Now I take you back to the quotation you provided in your last posting. Notice that we are invited to guess, not to solve, calculate or determine.I don't think the minotaur is evil at all.If I turn out to be right,(1,2,3,4,5,6,7),would you think the minotaur is evil?

[araya]

Extremely evil. I'll tell you what though, hank, I'm tired of talking about this problem, because I know you're wrong, but I'm never going to convince you of that. I'm glad that you found a solution that pleases you. We'll see what answer was intended soon enough.

[hank]

Actually Araya, I prefer to call it a guestimate. If I am wrong, I'm not going to lose any sleep over it. I admit that I have been having a little fun with it. Good work on the pendulum topic.

[Wonko the Sane]

Okay, I tried this, got the same answers at Araya, and read the posts. There are a few things everyone is fighting about, so I did some calculations to find approximate velocities and times to test this terminal velocity idea.

x = .5(vf + vi)*t
vf = sqrt(vi^2 + 2*a*x)

I used 1000 (1 km) for x and 9.8 for a on Earth, 1.633 for a on the Moon and got...
Earth: 14.3 seconds with a final velocity of 70 m/s
Moon: 34 seconds with a final velocity of 35 m/s

I don't have any idea what terminal velocity for the spheres is, but it doesn't matter. The person on Earth has 20 seconds on the guy from the moon anyway. Even if they guy on Earth hit terminal velocity in just a few seconds, he'd still win. There's no contest, terminal velocity can be disregarded.

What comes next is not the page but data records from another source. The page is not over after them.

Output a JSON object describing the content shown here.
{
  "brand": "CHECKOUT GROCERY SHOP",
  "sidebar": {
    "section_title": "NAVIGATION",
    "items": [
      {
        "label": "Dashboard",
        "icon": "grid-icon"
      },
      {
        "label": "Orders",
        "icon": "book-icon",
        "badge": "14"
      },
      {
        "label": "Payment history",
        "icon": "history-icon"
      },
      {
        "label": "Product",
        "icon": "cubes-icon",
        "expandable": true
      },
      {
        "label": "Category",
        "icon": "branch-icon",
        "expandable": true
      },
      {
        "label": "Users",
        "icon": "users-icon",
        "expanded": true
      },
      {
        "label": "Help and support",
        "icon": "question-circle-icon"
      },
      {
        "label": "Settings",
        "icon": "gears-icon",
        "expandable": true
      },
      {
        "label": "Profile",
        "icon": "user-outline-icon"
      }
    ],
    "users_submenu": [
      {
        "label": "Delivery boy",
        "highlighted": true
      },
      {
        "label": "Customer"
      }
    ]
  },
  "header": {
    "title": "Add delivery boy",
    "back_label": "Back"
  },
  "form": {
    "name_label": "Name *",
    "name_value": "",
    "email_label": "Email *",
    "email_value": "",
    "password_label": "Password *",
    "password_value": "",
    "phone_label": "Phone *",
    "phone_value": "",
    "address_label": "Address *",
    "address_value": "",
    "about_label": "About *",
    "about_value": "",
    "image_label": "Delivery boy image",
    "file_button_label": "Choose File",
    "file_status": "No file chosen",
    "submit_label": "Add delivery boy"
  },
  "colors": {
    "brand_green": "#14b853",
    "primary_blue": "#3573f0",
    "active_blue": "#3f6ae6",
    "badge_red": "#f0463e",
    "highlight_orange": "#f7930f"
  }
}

Second, doesn't matter what kind of water it is. Since salt water is frozen at 25º, 6 will still lose. Also, since the fall threshholds will be relative and everyone is using the same kind of water (we can at least ASSUME that since it isn't stated, and Minotaur ALWAYS states every bit of required information). I agree with Araya...it's 4,1,7,5,3,2,6.

[This message has been edited by Wonko the Sane (edited 01-06-2000).]